When the polar vortex expands, it sends the cold southward with the jet streams, which are relatively narrow bands of strong wind in the upper levels of the atmosphere. These strong winds are created as the freezing polar winds interact with the warm tropical winds and the difference in the pressure levels creates strong currents. A southward dip of these winds can funnel Arctic air deep into mid-latitudes, causing colder temperatures. Thus, due to a disturbed polar vortex, winter has gotten off to a snowy start in the northern United States this year.
Matthew Bardo, a science teacher, further discussed the reasons for the snowy winter in State College.
“We look at three different things. You can have La Niña, you can have El Niño, or it can be neutral. And right now, we’re experiencing a very weak La Niña pattern, which basically means that the sea surface temperatures in the Pacific Ocean are slightly colder than average. So when that happens, sometimes we see an increase in lake effect snow. So a lot of the snowstorms that we’ve gotten have either been lake effect in nature or these small clipper storms that move from west to east,” Bardo said.
According to the National Environmental Satellite, Data, and Information Service, “Lake effect snow forms when cold, below-freezing air passes over a lake’s warmer waters. This causes some lake water to evaporate and warm the air. Then, the moist air moves away from the lake. After cooling, the air dumps its moisture on the ground, potentially becoming snow.”
In addition to the effect of snowy weather on the outside temperatures, it also affects the school schedules.
Snowy weather has caused delays and cancellations of school in these past months, which can cause disruptions to students’ learning because teachers need to shorten their study materials, and students may forget the material they have been studying before because of school closures.

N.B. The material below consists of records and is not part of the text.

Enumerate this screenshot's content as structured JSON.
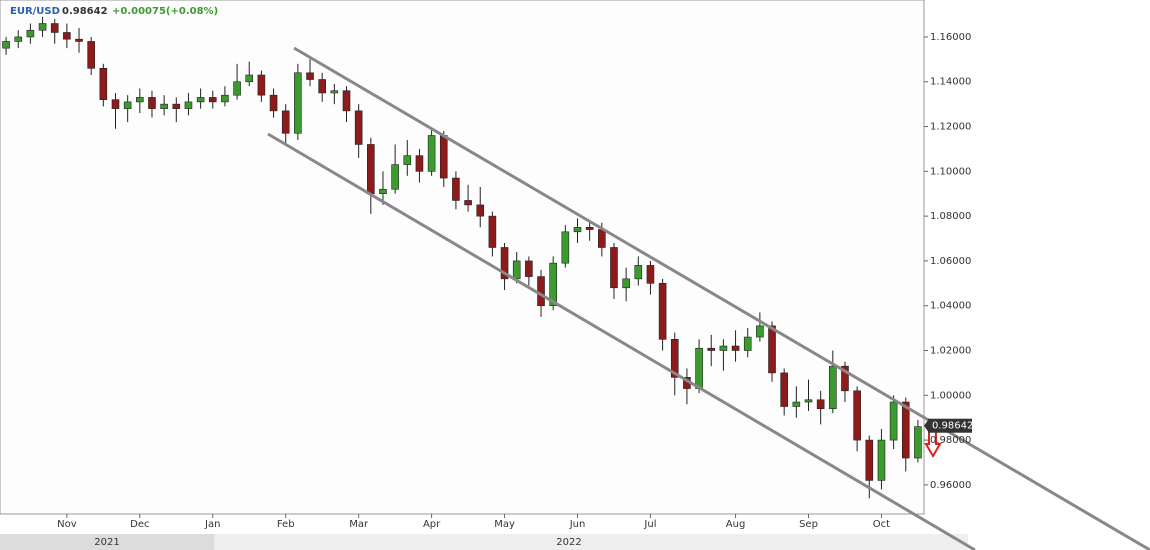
{
  "chart_data": {
    "type": "candlestick",
    "symbol": "EUR/USD",
    "last": 0.98642,
    "change": "+0.00075(+0.08%)",
    "up_color": "#3c9b2e",
    "down_color": "#8e1b1b",
    "ylim": [
      0.947,
      1.1765
    ],
    "yticks": [
      {
        "value": 0.96,
        "label": "0.96000"
      },
      {
        "value": 0.98,
        "label": "0.98000"
      },
      {
        "value": 1.0,
        "label": "1.00000"
      },
      {
        "value": 1.02,
        "label": "1.02000"
      },
      {
        "value": 1.04,
        "label": "1.04000"
      },
      {
        "value": 1.06,
        "label": "1.06000"
      },
      {
        "value": 1.08,
        "label": "1.08000"
      },
      {
        "value": 1.1,
        "label": "1.10000"
      },
      {
        "value": 1.12,
        "label": "1.12000"
      },
      {
        "value": 1.14,
        "label": "1.14000"
      },
      {
        "value": 1.16,
        "label": "1.16000"
      }
    ],
    "years": [
      "2021",
      "2022"
    ],
    "categories": [
      null,
      null,
      null,
      null,
      null,
      "Nov",
      null,
      null,
      null,
      null,
      null,
      "Dec",
      null,
      null,
      null,
      null,
      null,
      "Jan",
      null,
      null,
      null,
      null,
      null,
      "Feb",
      null,
      null,
      null,
      null,
      null,
      "Mar",
      null,
      null,
      null,
      null,
      null,
      "Apr",
      null,
      null,
      null,
      null,
      null,
      "May",
      null,
      null,
      null,
      null,
      null,
      "Jun",
      null,
      null,
      null,
      null,
      null,
      "Jul",
      null,
      null,
      null,
      null,
      null,
      null,
      "Aug",
      null,
      null,
      null,
      null,
      null,
      "Sep",
      null,
      null,
      null,
      null,
      null,
      "Oct",
      null,
      null,
      null
    ],
    "ohlc": [
      [
        1.155,
        1.16,
        1.152,
        1.158
      ],
      [
        1.158,
        1.163,
        1.155,
        1.16
      ],
      [
        1.16,
        1.166,
        1.157,
        1.163
      ],
      [
        1.163,
        1.169,
        1.16,
        1.166
      ],
      [
        1.166,
        1.168,
        1.157,
        1.162
      ],
      [
        1.162,
        1.166,
        1.155,
        1.159
      ],
      [
        1.159,
        1.164,
        1.153,
        1.158
      ],
      [
        1.158,
        1.16,
        1.143,
        1.146
      ],
      [
        1.146,
        1.148,
        1.129,
        1.132
      ],
      [
        1.132,
        1.135,
        1.119,
        1.128
      ],
      [
        1.128,
        1.134,
        1.122,
        1.131
      ],
      [
        1.131,
        1.137,
        1.126,
        1.133
      ],
      [
        1.133,
        1.136,
        1.124,
        1.128
      ],
      [
        1.128,
        1.134,
        1.125,
        1.13
      ],
      [
        1.13,
        1.133,
        1.122,
        1.128
      ],
      [
        1.128,
        1.135,
        1.125,
        1.131
      ],
      [
        1.131,
        1.137,
        1.128,
        1.133
      ],
      [
        1.133,
        1.136,
        1.128,
        1.131
      ],
      [
        1.131,
        1.138,
        1.129,
        1.134
      ],
      [
        1.134,
        1.148,
        1.132,
        1.14
      ],
      [
        1.14,
        1.149,
        1.138,
        1.143
      ],
      [
        1.143,
        1.145,
        1.131,
        1.134
      ],
      [
        1.134,
        1.137,
        1.124,
        1.127
      ],
      [
        1.127,
        1.13,
        1.112,
        1.117
      ],
      [
        1.117,
        1.148,
        1.114,
        1.144
      ],
      [
        1.144,
        1.15,
        1.138,
        1.141
      ],
      [
        1.141,
        1.144,
        1.131,
        1.135
      ],
      [
        1.135,
        1.139,
        1.13,
        1.136
      ],
      [
        1.136,
        1.138,
        1.122,
        1.127
      ],
      [
        1.127,
        1.13,
        1.106,
        1.112
      ],
      [
        1.112,
        1.115,
        1.081,
        1.09
      ],
      [
        1.09,
        1.1,
        1.085,
        1.092
      ],
      [
        1.092,
        1.112,
        1.09,
        1.103
      ],
      [
        1.103,
        1.114,
        1.098,
        1.107
      ],
      [
        1.107,
        1.11,
        1.095,
        1.1
      ],
      [
        1.1,
        1.119,
        1.098,
        1.116
      ],
      [
        1.116,
        1.118,
        1.093,
        1.097
      ],
      [
        1.097,
        1.1,
        1.083,
        1.087
      ],
      [
        1.087,
        1.094,
        1.082,
        1.085
      ],
      [
        1.085,
        1.093,
        1.075,
        1.08
      ],
      [
        1.08,
        1.082,
        1.062,
        1.066
      ],
      [
        1.066,
        1.068,
        1.047,
        1.052
      ],
      [
        1.052,
        1.064,
        1.05,
        1.06
      ],
      [
        1.06,
        1.062,
        1.049,
        1.053
      ],
      [
        1.053,
        1.056,
        1.035,
        1.04
      ],
      [
        1.04,
        1.062,
        1.038,
        1.059
      ],
      [
        1.059,
        1.076,
        1.057,
        1.073
      ],
      [
        1.073,
        1.079,
        1.068,
        1.075
      ],
      [
        1.075,
        1.078,
        1.069,
        1.074
      ],
      [
        1.074,
        1.077,
        1.062,
        1.066
      ],
      [
        1.066,
        1.068,
        1.043,
        1.048
      ],
      [
        1.048,
        1.057,
        1.042,
        1.052
      ],
      [
        1.052,
        1.062,
        1.049,
        1.058
      ],
      [
        1.058,
        1.06,
        1.045,
        1.05
      ],
      [
        1.05,
        1.052,
        1.02,
        1.025
      ],
      [
        1.025,
        1.028,
        1.0,
        1.008
      ],
      [
        1.008,
        1.012,
        0.996,
        1.003
      ],
      [
        1.003,
        1.025,
        1.001,
        1.021
      ],
      [
        1.021,
        1.027,
        1.013,
        1.02
      ],
      [
        1.02,
        1.025,
        1.011,
        1.022
      ],
      [
        1.022,
        1.029,
        1.015,
        1.02
      ],
      [
        1.02,
        1.03,
        1.017,
        1.026
      ],
      [
        1.026,
        1.037,
        1.024,
        1.031
      ],
      [
        1.031,
        1.033,
        1.006,
        1.01
      ],
      [
        1.01,
        1.012,
        0.991,
        0.995
      ],
      [
        0.995,
        1.004,
        0.99,
        0.997
      ],
      [
        0.997,
        1.007,
        0.993,
        0.998
      ],
      [
        0.998,
        1.002,
        0.987,
        0.994
      ],
      [
        0.994,
        1.02,
        0.992,
        1.013
      ],
      [
        1.013,
        1.015,
        0.997,
        1.002
      ],
      [
        1.002,
        1.004,
        0.975,
        0.98
      ],
      [
        0.98,
        0.982,
        0.954,
        0.962
      ],
      [
        0.962,
        0.985,
        0.958,
        0.98
      ],
      [
        0.98,
        1.0,
        0.976,
        0.997
      ],
      [
        0.997,
        0.999,
        0.966,
        0.972
      ],
      [
        0.972,
        0.989,
        0.97,
        0.986
      ]
    ]
  }
}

For students, school cancellations and delays are exciting most of the time, because they have more free time to spend with friends, family, or even doing the homework they had to do.
For other students, a two-hour delay might seem perfect as a regular school schedule.
“For the delays, I feel like it’s a lot better to have a two-hour delay every day than a normal schedule, in my opinion, because you sleep more, you’re more awake during class, and you probably have more time to eat breakfast than if you would wake up normally. So I honestly think that having a delay is better,” sophomore Ghala Altemani said.
Melissa MacNeely, an ESL teacher, discussed how schools can stop the education disruptions for students by considering a Flexible Instructional Day, where students and teachers learn online and do asynchronous activities. This way, students could practice skills in order to prevent educational disruptions and not forget the past material.
“There’s lots of arguments to foreign against flexible instruction days, but I just think that’s a way that we as a district could make a compromise so that there isn’t so much learning being lost,” MacNeely said.
As winter continues, experts say snowfall may remain unpredictable. Understanding the science behind the snow helps explain why these conditions are happening, while recognising their impact reminds the community that weather affects more than just the forecast; it affects daily life in State College.